On Wed, Mar 26, 2025 at 05:38:34PM +0000, James Clark wrote:
On 25/03/2025 6:32 pm, Colton Lewis wrote:
I don't know if this is a stupid idea, but instead of having a fixed number for the partition, wouldn't it be nice if we could trap and increment HPMN on the first guest use of a counter, then decrement it on guest exit depending on what's still in use? The host would always assign its counters from the top down, and guests go bottom up if they want PMU passthrough. Maybe it's too complicated or won't work for various reasons, but because of BRBE the counter partitioning changes go from an optimization to almost a necessity.
This is a cool idea that would enable useful things. I can think of a few potential problems.
- Partitioning will give guests direct access to some PMU counter
registers. There is no reliable way for KVM to determine what is in use from that state. A counter that is disabled guest at exit might only be so temporarily, which could lead to a lot of thrashing allocating and deallocating counters.
KVM must always have a reliable way to determine if the PMU is in use. If there's any counter in the vPMU for which kvm_pmu_counter_is_enabled() is true would do the trick...
Generally speaking, I would like to see the guest/host context switch in KVM modeled in a way similar to the debug registers, where the vPMU registers are loaded onto hardware lazily if either:
1) The above definition of an in-use PMU is satisfied
2) The guest accessed a PMU register since the last vcpu_load()
- HPMN affects reads of PMCR_EL0.N, which is the standard way to
determine how many counters there are. If HPMN starts as a low number, guests have no way of knowing there are more counters available. Dynamically changing the counters available could be confusing for guests.
Yes I was expecting that PMCR would have to be trapped and N reported to be the number of physical counters rather than how many are in the guest partition.

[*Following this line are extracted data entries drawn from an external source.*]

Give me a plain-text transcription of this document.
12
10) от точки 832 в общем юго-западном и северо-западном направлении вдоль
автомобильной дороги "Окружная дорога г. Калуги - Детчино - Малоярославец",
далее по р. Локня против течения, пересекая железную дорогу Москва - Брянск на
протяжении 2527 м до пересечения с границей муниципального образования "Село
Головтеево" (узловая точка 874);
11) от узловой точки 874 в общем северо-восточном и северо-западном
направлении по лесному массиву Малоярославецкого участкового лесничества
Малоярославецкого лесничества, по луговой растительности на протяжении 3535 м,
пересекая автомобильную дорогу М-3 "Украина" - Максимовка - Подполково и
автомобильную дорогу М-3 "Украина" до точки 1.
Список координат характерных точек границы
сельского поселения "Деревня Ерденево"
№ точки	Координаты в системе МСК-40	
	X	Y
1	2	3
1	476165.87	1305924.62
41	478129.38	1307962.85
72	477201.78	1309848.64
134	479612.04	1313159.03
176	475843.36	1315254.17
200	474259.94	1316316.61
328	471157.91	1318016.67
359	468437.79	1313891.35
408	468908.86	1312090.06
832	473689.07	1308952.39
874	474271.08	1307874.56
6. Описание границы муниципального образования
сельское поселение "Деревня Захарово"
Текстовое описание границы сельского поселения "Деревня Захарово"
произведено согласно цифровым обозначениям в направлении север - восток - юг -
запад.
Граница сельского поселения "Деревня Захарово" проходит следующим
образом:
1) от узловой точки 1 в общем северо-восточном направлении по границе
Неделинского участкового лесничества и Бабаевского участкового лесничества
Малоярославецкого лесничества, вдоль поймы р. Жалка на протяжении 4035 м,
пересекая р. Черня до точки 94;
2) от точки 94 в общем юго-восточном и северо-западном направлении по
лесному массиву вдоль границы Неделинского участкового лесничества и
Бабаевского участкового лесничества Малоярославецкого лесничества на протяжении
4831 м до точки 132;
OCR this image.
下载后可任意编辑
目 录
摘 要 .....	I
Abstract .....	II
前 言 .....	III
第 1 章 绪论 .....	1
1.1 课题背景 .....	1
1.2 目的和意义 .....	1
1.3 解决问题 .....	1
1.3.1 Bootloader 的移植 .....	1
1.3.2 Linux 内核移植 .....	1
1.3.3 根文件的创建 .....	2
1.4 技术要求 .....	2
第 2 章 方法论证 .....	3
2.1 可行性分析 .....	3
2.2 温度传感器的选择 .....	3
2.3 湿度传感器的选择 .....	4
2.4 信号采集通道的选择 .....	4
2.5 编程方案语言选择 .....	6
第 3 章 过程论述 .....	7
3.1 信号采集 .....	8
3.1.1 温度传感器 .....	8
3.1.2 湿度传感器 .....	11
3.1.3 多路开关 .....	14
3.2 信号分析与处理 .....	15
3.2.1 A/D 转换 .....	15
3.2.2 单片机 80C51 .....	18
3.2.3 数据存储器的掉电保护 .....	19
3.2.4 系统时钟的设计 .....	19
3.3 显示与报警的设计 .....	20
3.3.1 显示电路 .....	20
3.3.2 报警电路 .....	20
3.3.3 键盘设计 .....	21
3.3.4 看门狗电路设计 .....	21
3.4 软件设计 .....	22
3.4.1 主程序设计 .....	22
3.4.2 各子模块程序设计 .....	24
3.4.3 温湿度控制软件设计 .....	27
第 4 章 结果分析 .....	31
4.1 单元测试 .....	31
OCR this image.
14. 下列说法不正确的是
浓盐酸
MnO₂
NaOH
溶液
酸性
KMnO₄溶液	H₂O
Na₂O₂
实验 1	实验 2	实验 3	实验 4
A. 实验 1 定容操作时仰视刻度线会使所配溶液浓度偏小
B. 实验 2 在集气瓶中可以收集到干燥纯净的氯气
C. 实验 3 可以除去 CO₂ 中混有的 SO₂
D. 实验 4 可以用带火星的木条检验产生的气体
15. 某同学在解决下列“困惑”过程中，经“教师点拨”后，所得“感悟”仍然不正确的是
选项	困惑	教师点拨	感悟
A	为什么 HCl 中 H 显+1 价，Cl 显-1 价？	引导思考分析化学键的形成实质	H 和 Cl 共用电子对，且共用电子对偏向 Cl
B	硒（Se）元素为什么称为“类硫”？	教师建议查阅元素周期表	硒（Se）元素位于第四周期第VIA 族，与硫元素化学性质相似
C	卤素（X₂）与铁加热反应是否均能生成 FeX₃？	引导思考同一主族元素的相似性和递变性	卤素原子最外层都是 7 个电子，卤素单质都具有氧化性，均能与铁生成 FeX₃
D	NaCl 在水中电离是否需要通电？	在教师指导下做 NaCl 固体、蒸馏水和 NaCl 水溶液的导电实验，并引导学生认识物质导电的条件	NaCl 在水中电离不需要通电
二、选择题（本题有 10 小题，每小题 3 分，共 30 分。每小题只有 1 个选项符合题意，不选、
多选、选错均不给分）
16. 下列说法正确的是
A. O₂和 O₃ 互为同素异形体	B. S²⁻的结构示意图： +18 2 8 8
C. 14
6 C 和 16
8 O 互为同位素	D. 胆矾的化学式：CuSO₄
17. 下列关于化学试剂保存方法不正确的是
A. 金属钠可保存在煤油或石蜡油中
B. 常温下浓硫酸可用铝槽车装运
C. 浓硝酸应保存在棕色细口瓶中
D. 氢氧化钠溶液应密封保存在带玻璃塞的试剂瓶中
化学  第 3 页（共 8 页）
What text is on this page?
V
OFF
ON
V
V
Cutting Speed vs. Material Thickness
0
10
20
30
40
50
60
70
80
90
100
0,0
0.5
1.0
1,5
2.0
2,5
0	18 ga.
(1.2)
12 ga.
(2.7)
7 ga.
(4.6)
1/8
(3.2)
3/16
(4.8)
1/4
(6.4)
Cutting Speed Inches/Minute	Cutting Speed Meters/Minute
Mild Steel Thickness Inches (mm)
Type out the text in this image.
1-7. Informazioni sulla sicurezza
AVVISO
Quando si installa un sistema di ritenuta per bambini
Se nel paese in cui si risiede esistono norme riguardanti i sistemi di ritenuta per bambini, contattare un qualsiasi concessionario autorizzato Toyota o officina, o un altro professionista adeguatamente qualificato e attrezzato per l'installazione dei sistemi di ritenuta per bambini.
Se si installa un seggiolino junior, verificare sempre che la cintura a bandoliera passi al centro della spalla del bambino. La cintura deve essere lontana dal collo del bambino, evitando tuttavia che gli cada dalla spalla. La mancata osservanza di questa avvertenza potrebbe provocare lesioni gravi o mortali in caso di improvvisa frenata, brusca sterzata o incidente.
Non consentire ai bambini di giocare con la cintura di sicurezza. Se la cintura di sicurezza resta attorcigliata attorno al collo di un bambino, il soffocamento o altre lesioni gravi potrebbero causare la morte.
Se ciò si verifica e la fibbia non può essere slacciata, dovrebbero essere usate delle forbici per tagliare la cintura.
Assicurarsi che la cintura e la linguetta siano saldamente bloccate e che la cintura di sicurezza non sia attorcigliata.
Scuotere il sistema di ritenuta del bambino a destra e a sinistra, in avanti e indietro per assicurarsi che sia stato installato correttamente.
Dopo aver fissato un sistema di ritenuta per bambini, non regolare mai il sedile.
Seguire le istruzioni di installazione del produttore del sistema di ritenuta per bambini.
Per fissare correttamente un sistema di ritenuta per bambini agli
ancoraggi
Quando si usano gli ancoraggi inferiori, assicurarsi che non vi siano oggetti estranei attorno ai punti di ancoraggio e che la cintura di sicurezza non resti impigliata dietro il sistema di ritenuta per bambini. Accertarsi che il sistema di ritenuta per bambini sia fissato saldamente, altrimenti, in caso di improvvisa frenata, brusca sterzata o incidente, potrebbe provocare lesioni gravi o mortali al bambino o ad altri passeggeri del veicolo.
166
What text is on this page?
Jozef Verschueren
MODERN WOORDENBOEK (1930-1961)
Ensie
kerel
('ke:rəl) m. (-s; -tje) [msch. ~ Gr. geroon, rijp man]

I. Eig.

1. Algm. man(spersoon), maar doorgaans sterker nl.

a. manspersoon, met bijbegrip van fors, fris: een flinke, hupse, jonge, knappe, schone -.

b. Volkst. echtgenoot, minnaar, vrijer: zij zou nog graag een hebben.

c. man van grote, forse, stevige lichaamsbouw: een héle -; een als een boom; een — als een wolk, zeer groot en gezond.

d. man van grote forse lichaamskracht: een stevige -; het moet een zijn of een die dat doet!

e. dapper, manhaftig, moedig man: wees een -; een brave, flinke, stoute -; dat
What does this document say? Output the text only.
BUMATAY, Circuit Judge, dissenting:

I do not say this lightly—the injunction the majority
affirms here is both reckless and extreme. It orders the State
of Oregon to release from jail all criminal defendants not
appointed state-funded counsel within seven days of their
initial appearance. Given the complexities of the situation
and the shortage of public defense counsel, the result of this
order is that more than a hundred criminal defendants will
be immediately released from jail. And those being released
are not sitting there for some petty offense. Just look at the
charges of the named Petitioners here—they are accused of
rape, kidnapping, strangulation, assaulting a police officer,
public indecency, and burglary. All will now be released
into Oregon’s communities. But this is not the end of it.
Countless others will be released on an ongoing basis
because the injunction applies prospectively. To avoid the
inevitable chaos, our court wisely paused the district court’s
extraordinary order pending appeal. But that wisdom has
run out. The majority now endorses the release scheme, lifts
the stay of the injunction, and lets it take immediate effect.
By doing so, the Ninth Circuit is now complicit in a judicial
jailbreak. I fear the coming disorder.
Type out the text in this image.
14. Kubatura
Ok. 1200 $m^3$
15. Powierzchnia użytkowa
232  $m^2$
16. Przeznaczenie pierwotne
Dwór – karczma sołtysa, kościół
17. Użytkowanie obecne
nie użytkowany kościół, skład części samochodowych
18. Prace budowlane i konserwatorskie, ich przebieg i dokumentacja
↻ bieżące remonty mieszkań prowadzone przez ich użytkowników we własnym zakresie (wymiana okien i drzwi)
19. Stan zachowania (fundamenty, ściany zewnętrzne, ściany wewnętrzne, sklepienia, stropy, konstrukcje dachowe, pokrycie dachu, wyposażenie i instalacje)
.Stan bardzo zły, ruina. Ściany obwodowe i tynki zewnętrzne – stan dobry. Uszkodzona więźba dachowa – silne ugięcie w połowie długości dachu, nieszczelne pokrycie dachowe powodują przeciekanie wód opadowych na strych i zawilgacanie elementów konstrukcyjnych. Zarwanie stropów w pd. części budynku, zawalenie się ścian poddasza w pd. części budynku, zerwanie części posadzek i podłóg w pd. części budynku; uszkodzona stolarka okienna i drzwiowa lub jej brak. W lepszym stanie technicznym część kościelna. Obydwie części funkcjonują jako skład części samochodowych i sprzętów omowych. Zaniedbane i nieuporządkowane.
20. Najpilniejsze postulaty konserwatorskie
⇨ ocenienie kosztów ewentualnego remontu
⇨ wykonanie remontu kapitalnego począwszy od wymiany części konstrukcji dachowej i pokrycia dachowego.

I'm not sure this is aligned with the spirit of the feature.
Colton's aim is to minimize the overheads of trapping the PMU *and* relying on the perf subsystem for event scheduling. To do dynamic partitioning as you've described, KVM would need to unconditionally trap the PMU registers so it can pack the guest counters into the guest partition. We cannot assume the VM will allocate counters sequentially.
Dynamic counter allocation can be had with the existing PMU implementation. The partitioned PMU is an alternative userspace can select, not a replacement for what we already have.
Thanks, Oliver